Auch bei Automotive steigt das Ergebnis vor Zinsen. Es liegt in 2003/2004 bei 397 Mio €, das sind 115 Mio € mehr als im Vorjahr. Bei leicht gestiegenem Capital Employed erhöht sich der ROCE von 9,6 % auf 13,1 % und liegt damit deutlich über den Kapitalkosten von 9,5 %. Nach einem geringfügigen Wertbeitrag im Vorjahr wird in 2003/2004 ein positiver Betrag von 108 Mio € erzielt. Dies ist eine deutliche Verbesserung um 105 Mio €.
Im Segment Elevator bleibt der ROCE mit 23,7 % im Vergleich zu 23,6 % im Vorjahr nahezu unverändert auf hohem Niveau. Hierbei überwiegt der leichte Ergebnisanstieg die Erhöhung des Capital Employed. Der Wertbeitrag steigt bei Kapitalkosten von 9 % um 9 Mio € auf 250 Mio €. Auch Elevator hat damit wieder seine Kapitalkosten verdient und die Zielrendite übertroffen.
Das Ergebnis vor Zinsen von Technologies ist in 2003/2004 um 41 Mio € auf 90 Mio € gestiegen. Diese Verbesserung der Rentabilität wird durch einen deutlichen Abbau des Capital Employed um 479 Mio € noch verstärkt. Somit steigt der ROCE von 4,2 % auf 13,0 % und liegt damit über den Kapitalkosten in Höhe von 10 %. Der Wertbeitrag erhöht sich daher von -68 Mio € im Vorjahr auf +21 Mio € in 2003/2004.
Im Segment Services erhöht sich das Ergebnis vor Zinsen auf Grund der guten Stahlkonjunktur um 249 Mio €, das Capital Employed sinkt auf Grund von Programmen zur Senkung der Mittelbindung um 422 Mio €. Der ROCE steigt so in 2003/2004 beachtlich von 3,8 % auf 13,3 % und liegt damit oberhalb der Kapitalkosten in Höhe von 9 %. Dementsprechend errechnet sich für 2003/2004 ein positiver Wertbeitrag von 120 Mio €, gegenüber dem Vorjahr ist das eine Verbesserung um 286 Mio €.
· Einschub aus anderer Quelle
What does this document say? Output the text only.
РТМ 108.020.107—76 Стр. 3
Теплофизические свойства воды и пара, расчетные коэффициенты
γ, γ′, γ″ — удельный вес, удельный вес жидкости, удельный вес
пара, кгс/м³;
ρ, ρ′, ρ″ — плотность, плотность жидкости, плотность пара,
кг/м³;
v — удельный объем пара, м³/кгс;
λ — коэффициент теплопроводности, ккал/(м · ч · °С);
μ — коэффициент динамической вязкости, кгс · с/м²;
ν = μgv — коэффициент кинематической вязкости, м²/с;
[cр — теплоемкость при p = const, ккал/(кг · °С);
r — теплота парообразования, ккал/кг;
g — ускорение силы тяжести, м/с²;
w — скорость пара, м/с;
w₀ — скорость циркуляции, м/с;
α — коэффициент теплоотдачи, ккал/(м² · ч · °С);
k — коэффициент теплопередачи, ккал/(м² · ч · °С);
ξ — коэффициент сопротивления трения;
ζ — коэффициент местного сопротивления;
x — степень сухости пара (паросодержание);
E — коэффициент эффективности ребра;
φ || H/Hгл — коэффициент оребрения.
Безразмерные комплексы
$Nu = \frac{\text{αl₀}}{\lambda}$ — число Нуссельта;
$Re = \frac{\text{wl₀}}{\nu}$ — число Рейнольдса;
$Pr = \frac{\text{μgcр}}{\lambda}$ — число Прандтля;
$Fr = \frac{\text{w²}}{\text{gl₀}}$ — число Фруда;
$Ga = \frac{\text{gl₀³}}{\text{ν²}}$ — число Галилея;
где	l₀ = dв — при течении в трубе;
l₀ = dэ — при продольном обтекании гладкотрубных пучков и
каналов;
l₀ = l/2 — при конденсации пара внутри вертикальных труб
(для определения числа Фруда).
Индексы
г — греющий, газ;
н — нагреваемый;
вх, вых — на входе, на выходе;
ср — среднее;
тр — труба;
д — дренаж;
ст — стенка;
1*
Im Bereich Real Estate steigt das Ergebnis vor Zinsen von 70 Mio € auf 86 Mio €. Der damit einhergehende Anstieg der Kapitalrendite kann durch eine leichte Verringerung des Capital Employed verstärkt werden. Der ROCE steigt in 2003/2004 von 4,0 % auf 4,9 %. Somit ergibt sich nur bei Real Estate ein negativer Wertbeitrag, der sich jedoch im Vergleich zum Vorjahr um 17 Mio € auf -46 Mio € verbessert hat.
Mitarbeiter
Auf Seite 14 haben wir Ihnen die Entwicklung der Mitarbeiterzahlen und die Verteilung auf die Segmente und Regionen angegeben.
Eckdaten im Vergleich
Auf Seite 15 haben wir Ihnen die wichtigsten Eckdaten im Zeitvergleich nochmals dargestellt.
Meine Damen und Herren,
soweit eine Darstellung des Jahres 2003/2004 des ThyssenKrupp Konzerns in Zahlen,
ich danke Ihnen für Ihre Aufmerksamkeit.